The Qui Tam process is designed to encourage and Whistleblowers or “relaters” to disclose illegal billing arrangements by paying a percentage of any recovery to the relaters for providing “confidential” information. The theory is that these individuals will be providing information with would not otherwise become available. A corollary to this theory is that relaters cannot use “publically available information” as the foundation for a whistleblower or qui tam complaint. 

However, since all corollaries have further clarifications, the courts have also concluded the existence of generally available public information will not preclude whistleblower litigation when the relators are providing more specific and more confidential information. In other words, simply because some general description of a potential problem exists, that does not mean that relators provide specific examples of those types of cases will be precluded from litigation. 

In United States ex rel. Jamison v. McKesson Corp., the Fifth Circuit does a good job of balancing this tension. Mr. Jamison alleged illegal DME joint venture billing arrangements. The defendants asserted the public disclosure bar, claiming that the types of illegal billing arrangements complained of had been publically disclosed by a variety of OIG reports and descriptions. The Court basically concluded as follows:

·         The availability of these generic descriptions of potential problems, no matter how pervasive the conduct might be, is not public disclosure of a specific illegal arrangement.

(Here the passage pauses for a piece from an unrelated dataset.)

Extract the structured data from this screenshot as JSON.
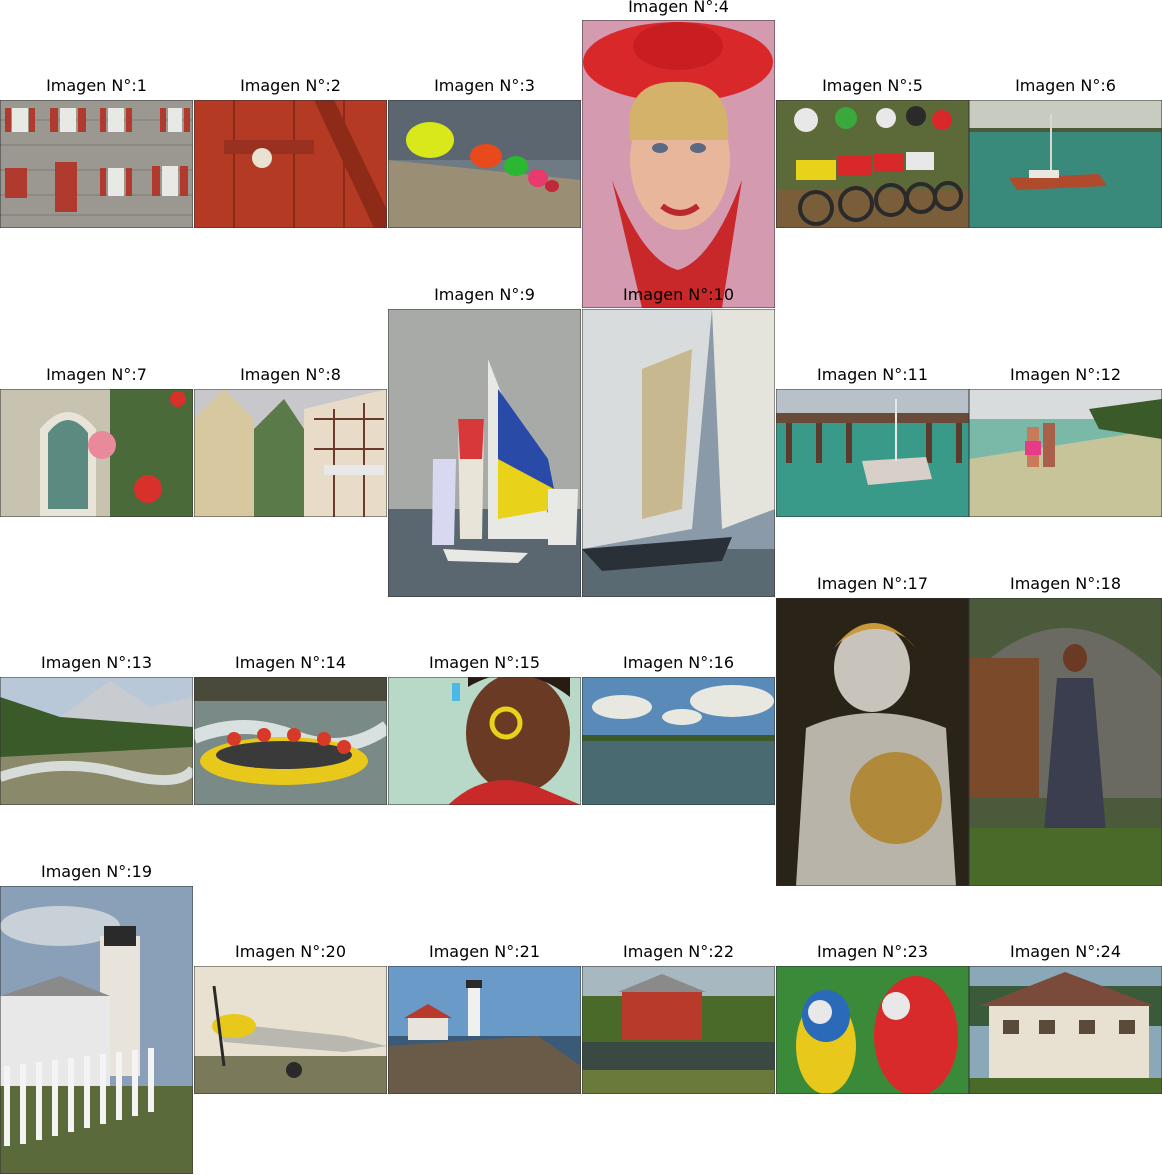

·         Even though this public information did not constitute a public disclosure bar, the relator’s allegations did not qualify him as a relator because his complaint simply restated the publicly available information and named every possible DME supplier as defendant without any specific information regarding most, if not all, of those defendants.

The Circuit Court noted:

“Were we to rule otherwise, a qui tam relator could arbitrarily select a large group of defendants in any industry in which public disclosure have revealed significant fraud, in hopes that his allegations would prove true for at least a few defendants. We do not countenance such related lotteries, which are quintessentially parasitic suits by opportunistic late-comers who had nothing to do with the exposure of fraud and which the public disclosure bar is designed to prevent.”